I found the syntax of the ranking functions confusing initially because I was using the rank to logically partition query results, but the partitioning criteria for this in the order by clause rather than a partition clause. The ranking functions do provide a partition by clause, as with row_number, whereby the ranking would be within each defined partition.
Analogous to creating sequential row numbers within a partition is the ability add a Partition by and Over By clause to the Sum aggregate, creating a running total. In fact, summing the constant value 1 for will yield a result identical to row_number. This capability is essential to solving the query problem solved in the second example. Though not a part of this query, when a partition clause is used for Sum, but not an ordering clause, each row of the result set contains a total for the partition which is useful for calculating percent of total for each row.
Without getting into details, the SQL Server Development Team implemented these functions such that they are generally far more performant than alternate ways of getting the same result using, which often involves correlated sub-queries. I view them, in some respects, as ‘in line subqueries’.
A short example demonstrating these functions is shown below. Let’s talk about the data for the example. We have a table containing manufacturing steps for product orders. A given order is specified uniquely by the 3-tuple of order number, sequence number, and division.
Each order in this table lists manufacturing steps involved in preparing the order for sale. Each step is uniquely specified within the order with an operation number, an arbitrary number, the sequence of which matches the order the manufacturing operations are to be performed. I have included an operation description for each operation simply to give an idea of what said operations would be like in this fictitious company. In the example, I used some coloring to visually indicate how the sample data is partitioned based on a combination of column values.
Given data organized as above, there is a request to partition the processing steps for an order such that all operations sequentially performed at a work center are grouped together. Said groupings will be referred to as Operation Sequences. To better demonstrate boundary conditions, I have added a bit more data to the table for the second example.
One potential use for such Operation Sequences would be to sum up the time an order spends at each workstation.
The first step in this approach is to identify which Operations involve the work-in-progress arriving at a new workstation. In the unlikely event that one order ends at a given workstation and the next order starts at that same one, we need to identify changes in Order Id as well. To do this, the Lag function, introduced in SQL Server 2012, provides a compact approach.

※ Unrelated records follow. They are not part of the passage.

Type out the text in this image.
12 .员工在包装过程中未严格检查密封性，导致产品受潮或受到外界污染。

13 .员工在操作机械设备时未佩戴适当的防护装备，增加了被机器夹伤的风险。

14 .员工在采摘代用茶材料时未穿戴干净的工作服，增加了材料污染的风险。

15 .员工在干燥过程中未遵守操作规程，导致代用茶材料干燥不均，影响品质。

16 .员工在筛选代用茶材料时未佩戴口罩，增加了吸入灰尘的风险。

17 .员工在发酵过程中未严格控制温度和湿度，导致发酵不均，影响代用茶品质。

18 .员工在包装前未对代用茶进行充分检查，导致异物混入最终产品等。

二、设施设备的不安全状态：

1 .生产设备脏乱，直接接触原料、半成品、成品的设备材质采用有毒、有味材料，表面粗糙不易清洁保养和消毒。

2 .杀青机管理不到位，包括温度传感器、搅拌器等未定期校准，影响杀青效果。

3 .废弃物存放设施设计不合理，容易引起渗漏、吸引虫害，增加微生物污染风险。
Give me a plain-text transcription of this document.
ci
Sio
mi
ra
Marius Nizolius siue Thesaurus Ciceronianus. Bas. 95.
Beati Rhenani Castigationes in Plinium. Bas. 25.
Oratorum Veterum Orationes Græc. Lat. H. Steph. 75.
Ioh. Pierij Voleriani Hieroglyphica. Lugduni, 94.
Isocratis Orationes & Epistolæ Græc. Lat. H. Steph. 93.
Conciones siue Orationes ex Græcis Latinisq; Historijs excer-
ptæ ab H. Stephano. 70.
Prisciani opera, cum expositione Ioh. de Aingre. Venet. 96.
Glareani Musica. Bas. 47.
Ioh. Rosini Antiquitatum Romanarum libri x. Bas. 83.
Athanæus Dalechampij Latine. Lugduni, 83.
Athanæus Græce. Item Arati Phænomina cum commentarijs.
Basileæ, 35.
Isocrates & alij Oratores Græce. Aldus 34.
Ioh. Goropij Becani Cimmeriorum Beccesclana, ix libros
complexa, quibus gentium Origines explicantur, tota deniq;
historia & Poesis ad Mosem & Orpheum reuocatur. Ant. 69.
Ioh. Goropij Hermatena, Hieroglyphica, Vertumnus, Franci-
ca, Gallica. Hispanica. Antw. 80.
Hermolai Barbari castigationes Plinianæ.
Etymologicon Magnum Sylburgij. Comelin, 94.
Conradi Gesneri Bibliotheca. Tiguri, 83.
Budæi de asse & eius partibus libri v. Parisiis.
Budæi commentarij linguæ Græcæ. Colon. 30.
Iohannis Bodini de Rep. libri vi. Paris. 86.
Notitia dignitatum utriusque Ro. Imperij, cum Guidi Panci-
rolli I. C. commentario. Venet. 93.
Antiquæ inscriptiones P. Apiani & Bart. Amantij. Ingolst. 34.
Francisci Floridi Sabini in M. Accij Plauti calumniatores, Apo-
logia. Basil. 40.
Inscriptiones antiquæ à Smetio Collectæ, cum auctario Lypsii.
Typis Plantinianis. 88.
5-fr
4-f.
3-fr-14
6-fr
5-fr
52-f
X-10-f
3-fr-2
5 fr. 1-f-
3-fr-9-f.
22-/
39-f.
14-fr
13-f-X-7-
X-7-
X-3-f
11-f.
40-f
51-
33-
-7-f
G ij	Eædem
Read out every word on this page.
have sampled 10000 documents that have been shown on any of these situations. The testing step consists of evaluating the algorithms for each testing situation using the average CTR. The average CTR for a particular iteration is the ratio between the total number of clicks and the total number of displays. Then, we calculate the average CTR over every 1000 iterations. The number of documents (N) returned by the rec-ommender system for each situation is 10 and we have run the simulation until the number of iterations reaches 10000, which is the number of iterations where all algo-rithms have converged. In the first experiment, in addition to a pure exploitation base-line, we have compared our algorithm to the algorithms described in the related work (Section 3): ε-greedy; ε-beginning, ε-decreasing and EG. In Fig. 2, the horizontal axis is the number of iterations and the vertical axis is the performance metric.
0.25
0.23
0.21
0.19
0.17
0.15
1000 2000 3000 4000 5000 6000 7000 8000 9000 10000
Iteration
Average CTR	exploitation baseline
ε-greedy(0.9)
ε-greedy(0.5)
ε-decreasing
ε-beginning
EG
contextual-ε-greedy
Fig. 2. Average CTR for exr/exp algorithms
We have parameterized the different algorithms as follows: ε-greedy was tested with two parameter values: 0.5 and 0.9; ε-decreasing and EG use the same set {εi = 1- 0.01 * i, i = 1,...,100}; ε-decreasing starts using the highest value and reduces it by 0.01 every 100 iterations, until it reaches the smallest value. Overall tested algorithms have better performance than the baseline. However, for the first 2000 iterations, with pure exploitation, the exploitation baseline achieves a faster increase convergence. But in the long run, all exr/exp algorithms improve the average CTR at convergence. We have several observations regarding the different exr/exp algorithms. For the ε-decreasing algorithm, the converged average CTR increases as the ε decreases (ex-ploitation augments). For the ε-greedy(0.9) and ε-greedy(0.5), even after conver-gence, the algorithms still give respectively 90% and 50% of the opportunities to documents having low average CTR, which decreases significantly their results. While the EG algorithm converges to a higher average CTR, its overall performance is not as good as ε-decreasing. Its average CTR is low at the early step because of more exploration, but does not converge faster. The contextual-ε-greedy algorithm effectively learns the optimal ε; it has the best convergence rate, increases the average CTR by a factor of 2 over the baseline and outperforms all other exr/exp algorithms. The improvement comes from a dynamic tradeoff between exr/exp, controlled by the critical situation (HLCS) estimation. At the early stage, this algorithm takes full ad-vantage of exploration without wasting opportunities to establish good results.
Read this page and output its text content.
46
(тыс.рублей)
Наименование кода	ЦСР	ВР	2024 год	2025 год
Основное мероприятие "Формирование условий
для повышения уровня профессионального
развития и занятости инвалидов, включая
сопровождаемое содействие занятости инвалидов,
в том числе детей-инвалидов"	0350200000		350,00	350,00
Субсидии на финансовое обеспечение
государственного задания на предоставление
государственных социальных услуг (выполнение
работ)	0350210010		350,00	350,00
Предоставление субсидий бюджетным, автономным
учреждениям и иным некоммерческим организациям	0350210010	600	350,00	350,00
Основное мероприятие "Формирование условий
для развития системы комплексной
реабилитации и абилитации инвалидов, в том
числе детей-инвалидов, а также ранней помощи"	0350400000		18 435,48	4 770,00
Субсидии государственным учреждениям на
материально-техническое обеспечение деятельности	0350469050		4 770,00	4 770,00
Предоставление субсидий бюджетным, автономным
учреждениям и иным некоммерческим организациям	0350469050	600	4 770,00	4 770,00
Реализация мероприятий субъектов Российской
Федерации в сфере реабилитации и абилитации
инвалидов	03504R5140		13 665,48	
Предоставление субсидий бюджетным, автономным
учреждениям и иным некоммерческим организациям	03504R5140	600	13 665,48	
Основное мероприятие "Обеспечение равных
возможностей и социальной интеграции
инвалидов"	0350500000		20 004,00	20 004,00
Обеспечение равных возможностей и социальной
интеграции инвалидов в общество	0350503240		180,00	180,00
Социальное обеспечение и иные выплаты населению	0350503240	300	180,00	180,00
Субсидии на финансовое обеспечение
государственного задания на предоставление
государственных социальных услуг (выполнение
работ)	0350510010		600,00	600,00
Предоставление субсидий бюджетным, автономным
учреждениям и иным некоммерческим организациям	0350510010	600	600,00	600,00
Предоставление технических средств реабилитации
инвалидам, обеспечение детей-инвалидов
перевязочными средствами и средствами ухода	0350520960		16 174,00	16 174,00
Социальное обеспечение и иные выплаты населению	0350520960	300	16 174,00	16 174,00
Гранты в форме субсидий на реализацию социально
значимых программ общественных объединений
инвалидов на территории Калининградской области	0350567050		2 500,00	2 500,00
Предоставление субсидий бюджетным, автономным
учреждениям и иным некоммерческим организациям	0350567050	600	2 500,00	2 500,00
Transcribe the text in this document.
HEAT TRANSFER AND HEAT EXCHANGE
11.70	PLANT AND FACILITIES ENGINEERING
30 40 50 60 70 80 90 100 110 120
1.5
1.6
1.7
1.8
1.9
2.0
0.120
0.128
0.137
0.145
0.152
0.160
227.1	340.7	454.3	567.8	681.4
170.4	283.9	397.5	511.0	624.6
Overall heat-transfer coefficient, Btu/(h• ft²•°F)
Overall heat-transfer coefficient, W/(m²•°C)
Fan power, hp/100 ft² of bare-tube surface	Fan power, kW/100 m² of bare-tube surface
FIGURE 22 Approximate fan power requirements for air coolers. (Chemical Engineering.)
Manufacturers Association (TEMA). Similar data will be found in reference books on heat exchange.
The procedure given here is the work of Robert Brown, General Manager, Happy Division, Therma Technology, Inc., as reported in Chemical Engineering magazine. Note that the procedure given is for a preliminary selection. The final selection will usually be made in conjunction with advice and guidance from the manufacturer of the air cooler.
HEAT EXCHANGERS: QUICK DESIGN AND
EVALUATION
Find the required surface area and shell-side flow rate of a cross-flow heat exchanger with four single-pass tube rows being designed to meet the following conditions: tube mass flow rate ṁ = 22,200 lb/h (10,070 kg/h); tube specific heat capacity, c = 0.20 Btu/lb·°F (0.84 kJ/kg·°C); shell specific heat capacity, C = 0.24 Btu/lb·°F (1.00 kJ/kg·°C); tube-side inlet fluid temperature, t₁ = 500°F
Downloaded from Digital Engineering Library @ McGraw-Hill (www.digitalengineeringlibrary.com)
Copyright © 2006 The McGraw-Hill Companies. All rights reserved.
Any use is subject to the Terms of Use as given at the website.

By emitting a one for each changed row, a running total, using the Sum function with the over clause, yields a unique identifier for each Operation Sequence.
For a fuller treatment of the Ranking/Windowing functions, I recommend Itzik Ben-Gan’s book SQL Server 2012 T-SQL using Windowing Functions. If you want to shorten your queries and speed them up, I recommend you get comfortable with the Ranking/Windowing functions, and begin to tap their enormous potential.